I think the kernel module is mostly to make networking go, though I'm not
sure what exactly 'vmmon' does.
VMware's exact techniques are proprietary, of course, but the basic
techniques can be gleaned by reading the papers published by the companies'
founders when they were grad students. (I bet they also have patents on
file, though I haven't looked.)
AIUI, the basic idea in VMware is to find all instructions that could
possibly give away the fact that the software is running in a virtual box
and not on "real metal". (Some processors have no such instructions, and
are "fully virtualizable", but we're not so lucky with ia32.) There are
quite a few such instructions, and the problems you point out above come
So, suppose you have a bunch of code in memory (e.g. the Phoenix BIOS which
is present when VMware boots), but you don't know anything about any of it.
You do know the entry point. So you start there and scan instructions
looking for a JMP (conditional or otherwise) that could transfer control
somewhere else. (You also look for non-virtualizable instructions and
replace them with breakpoint traps of some kind.)

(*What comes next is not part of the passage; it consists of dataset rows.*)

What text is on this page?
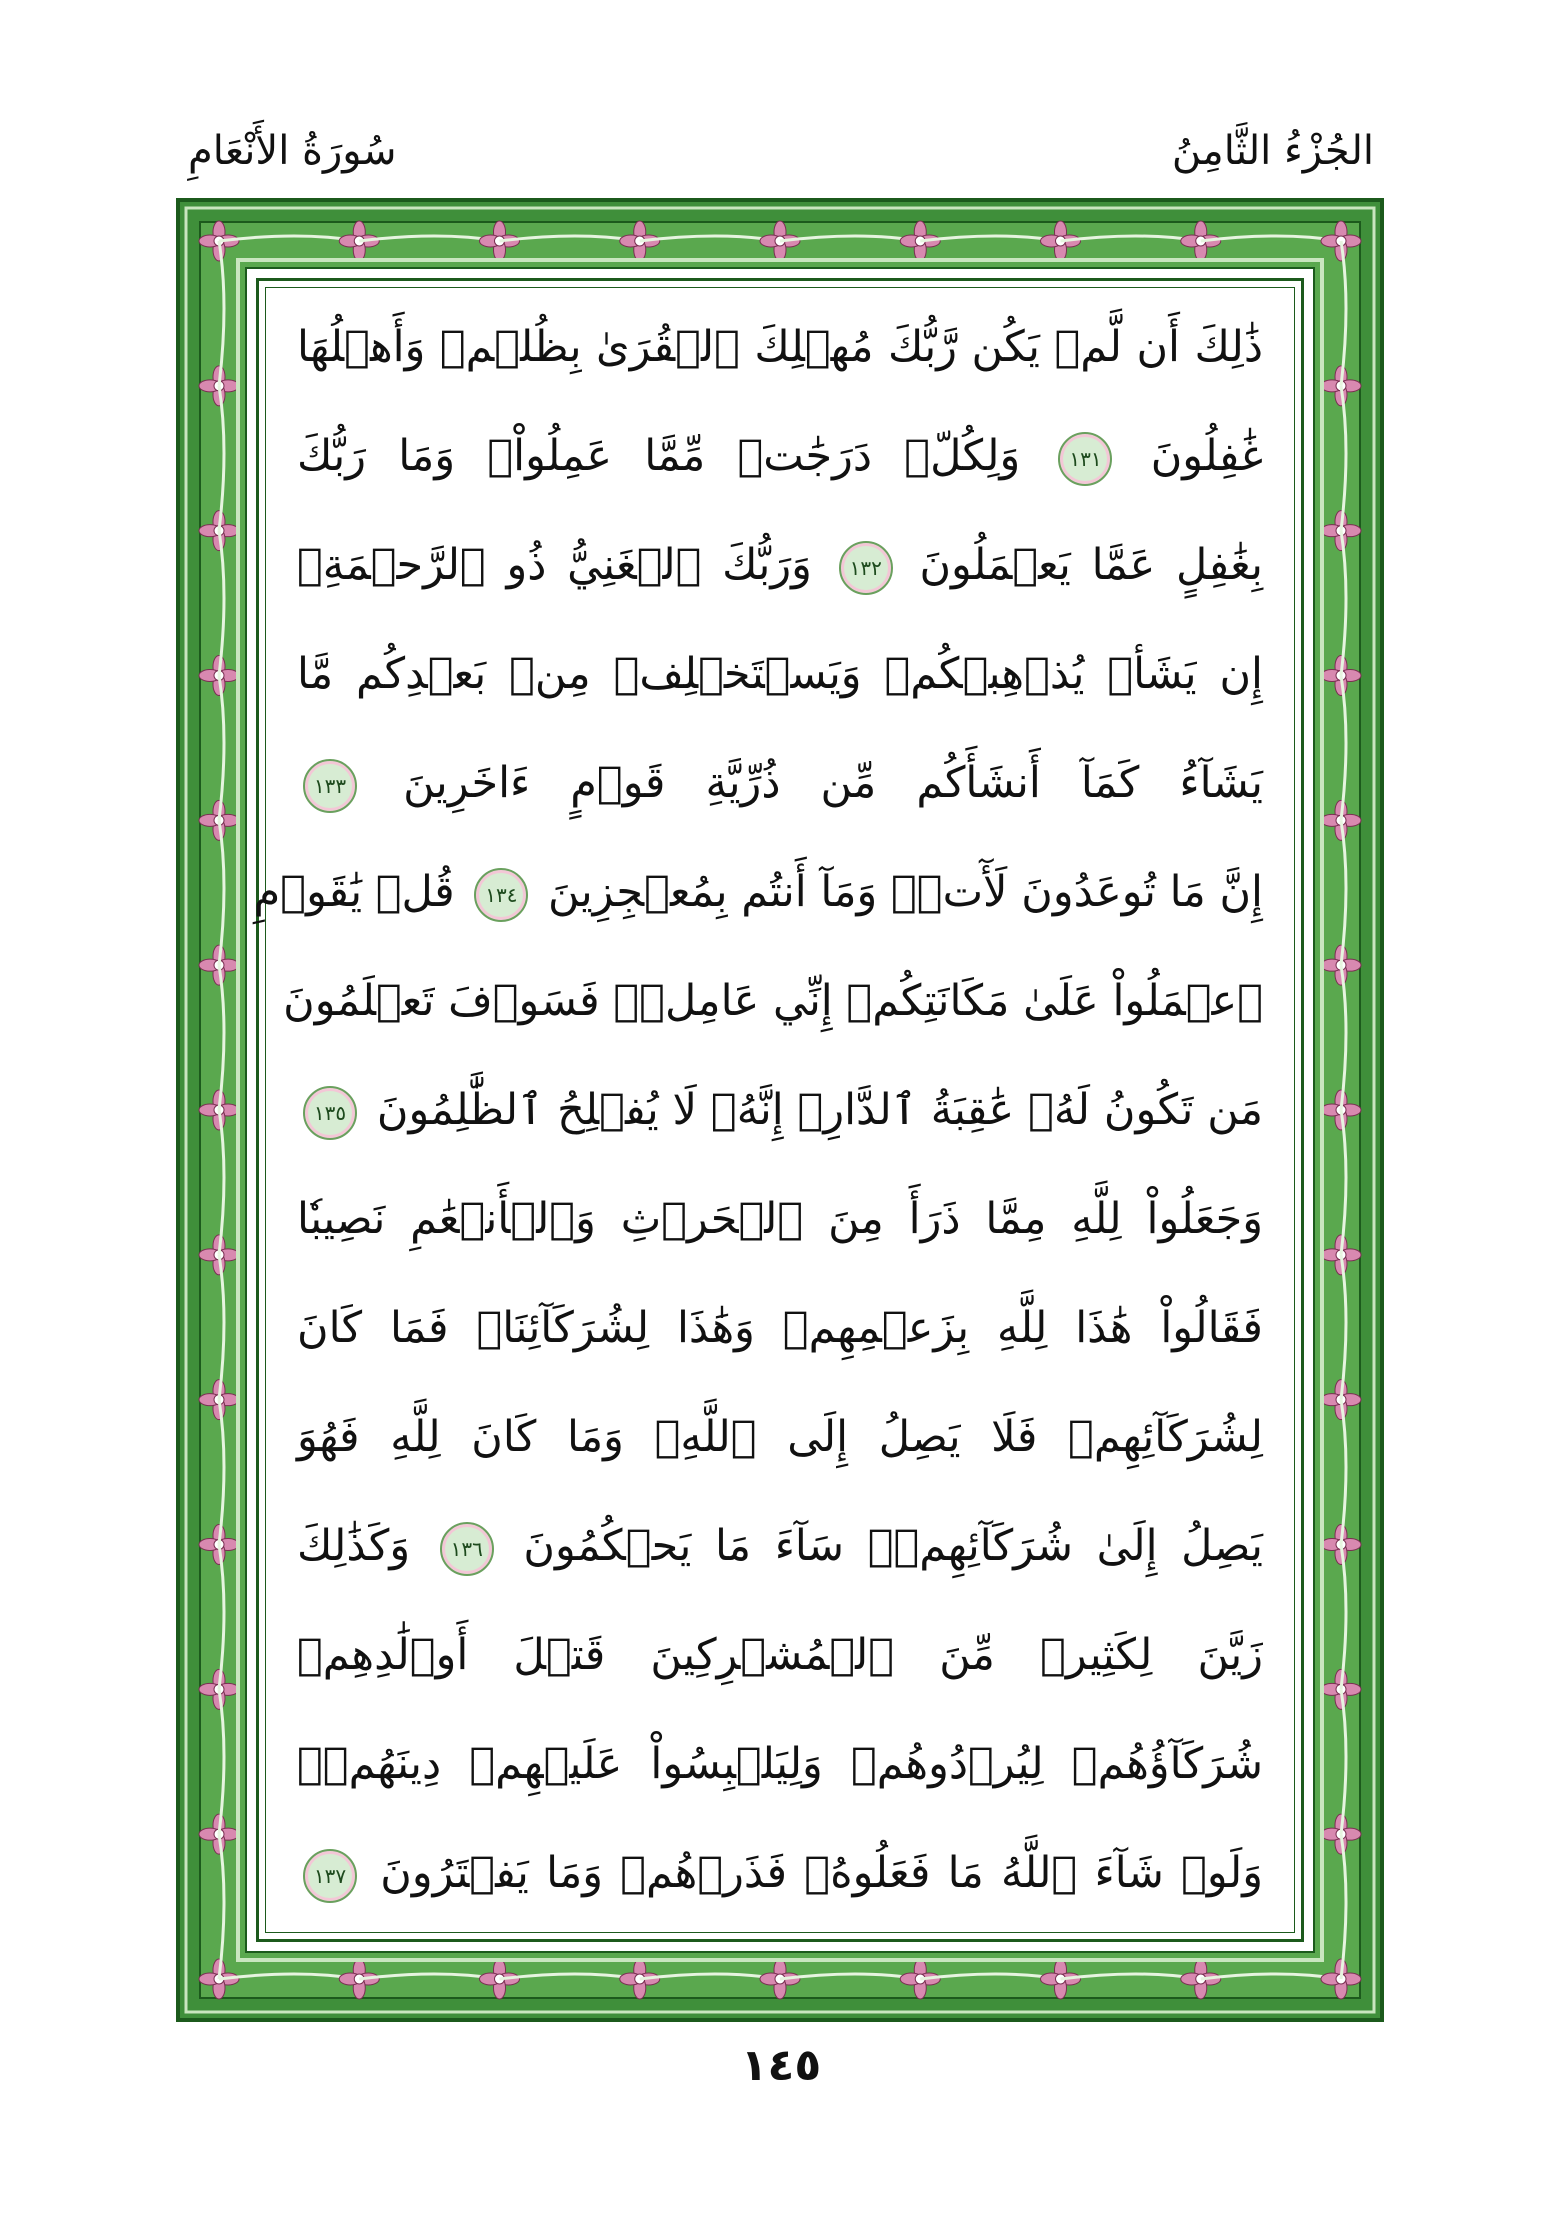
الجُزْءُ الثَّامِنُ
سُورَةُ الأَنْعَامِ
ذَٰلِكَ أَن لَّمۡ يَكُن رَّبُّكَ مُهۡلِكَ ٱلۡقُرَىٰ بِظُلۡمٖ وَأَهۡلُهَا
غَٰفِلُونَ ١٣١ وَلِكُلّٖ دَرَجَٰتٞ مِّمَّا عَمِلُواْۚ وَمَا رَبُّكَ
بِغَٰفِلٍ عَمَّا يَعۡمَلُونَ ١٣٢ وَرَبُّكَ ٱلۡغَنِيُّ ذُو ٱلرَّحۡمَةِۚ
إِن يَشَأۡ يُذۡهِبۡكُمۡ وَيَسۡتَخۡلِفۡ مِنۢ بَعۡدِكُم مَّا
يَشَآءُ كَمَآ أَنشَأَكُم مِّن ذُرِّيَّةِ قَوۡمٍ ءَاخَرِينَ ١٣٣
إِنَّ مَا تُوعَدُونَ لَأٓتٖۖ وَمَآ أَنتُم بِمُعۡجِزِينَ ١٣٤ قُلۡ يَٰقَوۡمِ
ٱعۡمَلُواْ عَلَىٰ مَكَانَتِكُمۡ إِنِّي عَامِلٞۖ فَسَوۡفَ تَعۡلَمُونَ
مَن تَكُونُ لَهُۥ عَٰقِبَةُ ٱلدَّارِۚ إِنَّهُۥ لَا يُفۡلِحُ ٱلظَّٰلِمُونَ ١٣٥
وَجَعَلُواْ لِلَّهِ مِمَّا ذَرَأَ مِنَ ٱلۡحَرۡثِ وَٱلۡأَنۡعَٰمِ نَصِيبٗا
فَقَالُواْ هَٰذَا لِلَّهِ بِزَعۡمِهِمۡ وَهَٰذَا لِشُرَكَآئِنَاۖ فَمَا كَانَ
لِشُرَكَآئِهِمۡ فَلَا يَصِلُ إِلَى ٱللَّهِۖ وَمَا كَانَ لِلَّهِ فَهُوَ
يَصِلُ إِلَىٰ شُرَكَآئِهِمۡۗ سَآءَ مَا يَحۡكُمُونَ ١٣٦ وَكَذَٰلِكَ
زَيَّنَ لِكَثِيرٖ مِّنَ ٱلۡمُشۡرِكِينَ قَتۡلَ أَوۡلَٰدِهِمۡ
شُرَكَآؤُهُمۡ لِيُرۡدُوهُمۡ وَلِيَلۡبِسُواْ عَلَيۡهِمۡ دِينَهُمۡۖ
وَلَوۡ شَآءَ ٱللَّهُ مَا فَعَلُوهُۖ فَذَرۡهُمۡ وَمَا يَفۡتَرُونَ ١٣٧
١٤٥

When you get to a JMP, you examine the target. If it's a fixed address
(this is by far the common case), you start examining instructions at the
target. If the JMP is conditional, you now have to follow two possible
execution paths. You end up tracing out the graph of possible control flow
through the program. If the JMP target isn't a fixed address but instead a
computed value (this is relatively rare; switch/case JMP tables are the most
common case), you replace it with a trap.
Eventually, you've characterized every possible place the instruction pointer
could possibly reach, examined every instruction that could possibly be
executed, and placed breakpoint traps everywhere the instruction pointer
could possibly "jump the tracks" and go somewhere wild. You mark all those
pages executable but read-only.
Then, you let the program run.
When it ever runs into a trap, you emulate the instruction that the trap
replaced. If the instruction causes execution to transfer someplace you
haven't already checked, then you get to start the checking process all over
again. If the process ever writes to a page you've scanned, it faults
(because the page is read-only); you mark the page non-executable, and
re-scan it the next time they jump there.

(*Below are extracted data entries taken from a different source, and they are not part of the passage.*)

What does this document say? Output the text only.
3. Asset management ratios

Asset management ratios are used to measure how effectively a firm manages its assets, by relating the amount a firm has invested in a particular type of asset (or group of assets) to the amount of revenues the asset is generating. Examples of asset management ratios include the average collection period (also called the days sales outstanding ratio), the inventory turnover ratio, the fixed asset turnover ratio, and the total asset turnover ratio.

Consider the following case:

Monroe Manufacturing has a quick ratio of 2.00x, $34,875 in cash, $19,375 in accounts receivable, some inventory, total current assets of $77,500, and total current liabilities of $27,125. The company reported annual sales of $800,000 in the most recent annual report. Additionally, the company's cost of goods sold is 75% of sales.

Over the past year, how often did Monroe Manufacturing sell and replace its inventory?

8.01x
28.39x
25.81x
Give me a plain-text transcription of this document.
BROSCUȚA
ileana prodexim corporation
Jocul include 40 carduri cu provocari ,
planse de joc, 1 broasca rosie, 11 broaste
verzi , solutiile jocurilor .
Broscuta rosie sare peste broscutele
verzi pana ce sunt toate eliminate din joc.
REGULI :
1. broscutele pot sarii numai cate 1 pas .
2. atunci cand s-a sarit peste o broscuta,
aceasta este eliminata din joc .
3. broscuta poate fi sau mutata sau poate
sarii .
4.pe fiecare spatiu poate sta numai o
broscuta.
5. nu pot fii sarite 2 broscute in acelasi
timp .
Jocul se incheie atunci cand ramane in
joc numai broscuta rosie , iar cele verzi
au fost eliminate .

In practice, I'm glossing over all sorts of details. First of all, you do
this lazily, on an incremental basis, marking pages executable as you go
(and catching the faults which tell you when you have to do more processing).
There's also the issue that you're modifying code, but the app may try to
read its code and be confused that it's changed (so you actually modify a
copy of the code, which you also need to relocate, but luckily you're
already tracing all the JMPs, so relocation is easy enough). You really
want to do this *fast*, so there's lots of hand-tuned assembly code, lookup
tables and packed data structures.
But the end result really is very, very fast. VMware's slowness is almost
entirely due to hardware emulation; the actual JMP tracing adds trivial
overhead to most programs. (If you run a CPU-bound program under VMware,
it runs at nearly full speed.)
So... you could imagine doing this all within a process. Rather than
emulating physical machine hardware, you're just emulating the kernel
trap interface. Simpler than VMware, but still more complex than anything
I'm going to write any time soon :).